As you guys know, I’m always happy to see more veggies on the supermarket shelves! And since the beginning of this year, 2018, I’ve started to see so much plant-based action all across Jamaica- it really makes me happy as it clearly indicates that there’s growing awareness around healthy foods!

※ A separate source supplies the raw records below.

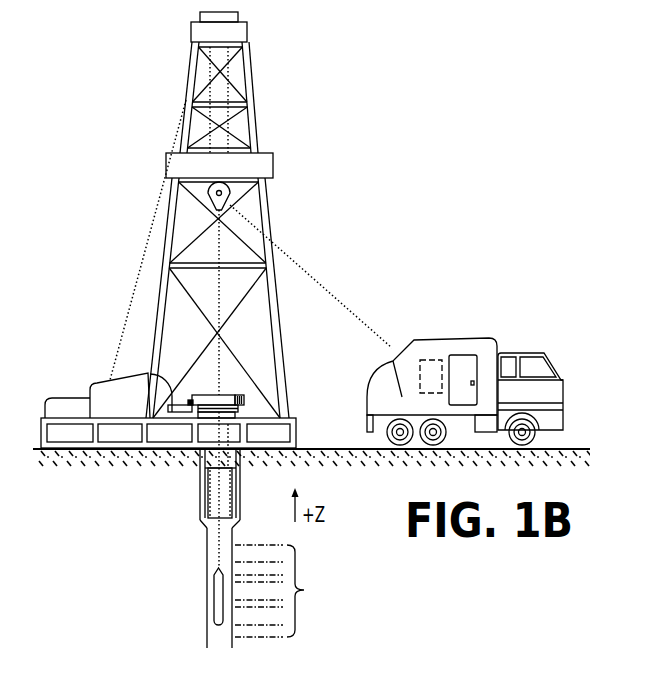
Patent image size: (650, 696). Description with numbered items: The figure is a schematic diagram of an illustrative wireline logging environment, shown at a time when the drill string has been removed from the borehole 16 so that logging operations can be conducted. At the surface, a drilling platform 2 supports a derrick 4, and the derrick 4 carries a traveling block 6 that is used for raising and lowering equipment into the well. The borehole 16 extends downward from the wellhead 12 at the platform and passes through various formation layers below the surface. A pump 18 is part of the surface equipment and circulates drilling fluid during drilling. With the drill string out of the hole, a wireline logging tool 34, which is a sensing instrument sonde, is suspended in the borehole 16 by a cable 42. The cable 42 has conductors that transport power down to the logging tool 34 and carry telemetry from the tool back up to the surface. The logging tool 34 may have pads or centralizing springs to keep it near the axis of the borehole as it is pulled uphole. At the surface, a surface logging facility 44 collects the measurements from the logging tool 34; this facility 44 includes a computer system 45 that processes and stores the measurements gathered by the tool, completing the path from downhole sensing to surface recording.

The drilling platform 2 is at (298, 428).
The derrick 4 is at (285, 386).
The traveling block 6 is at (231, 193).
The wellhead 12 is at (233, 394).
The borehole 16 is at (207, 622).
The pump 18 is at (284, 591).
The wireline logging tool 34 is at (214, 592).
The cable 42 is at (305, 252).
The surface logging facility 44 is at (488, 338).
The computer system 45 is at (425, 360).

Obviously- I was thrilled to see a product that helps us all sneak more veggies into our diets! Voodles, a local product, just hit the market with their cool range of organic, locally grown carrot & zucchini noodles- aka “Voodles” 🙂 So if you don’t have a spiralizer at home, fret not! Grab a pack and get creative! I’ll be sharing another recipe soon, but in the meantime, here’s an extra easy, exciting fusion inspired way to use your Voodles!


You’ll need:

  • 1 pack of carrot Voodles
  • 2 cups of spinach- chopped
  • 1 small red bell pepper, sliced
  • 1 teaspoon Thai curry paste mixed with 1 teaspoon peanut butter
  • 3 garlic cloves- chopped
  • A few Ackees (already cooked)
  • Bunch Cilantro- chopped
  • Sesame seeds (optional)
  • 1/3 scotch bonnet (optional)
  • Peanuts, chopped
  • Coconut oil
  • Water

The process:

  • Drizzle some coconut oil in a large pan, add the scotch bonnet & the red bell peppers. Cook until soft.
  • Then add the carrot Voodles and the thai curry/peanut butter combination, the chopped garlic and mix everything WELL until all the noodles are coated! You can add a bit of water to help the paste blend all throughout.
  • Cover pot and cook on medium heat for 4 minutes.
  • Remove lid and add spinach, sesame seeds, peanuts, ackee, cilantro and mix everything together gently and cook on high heat for 3 minutes.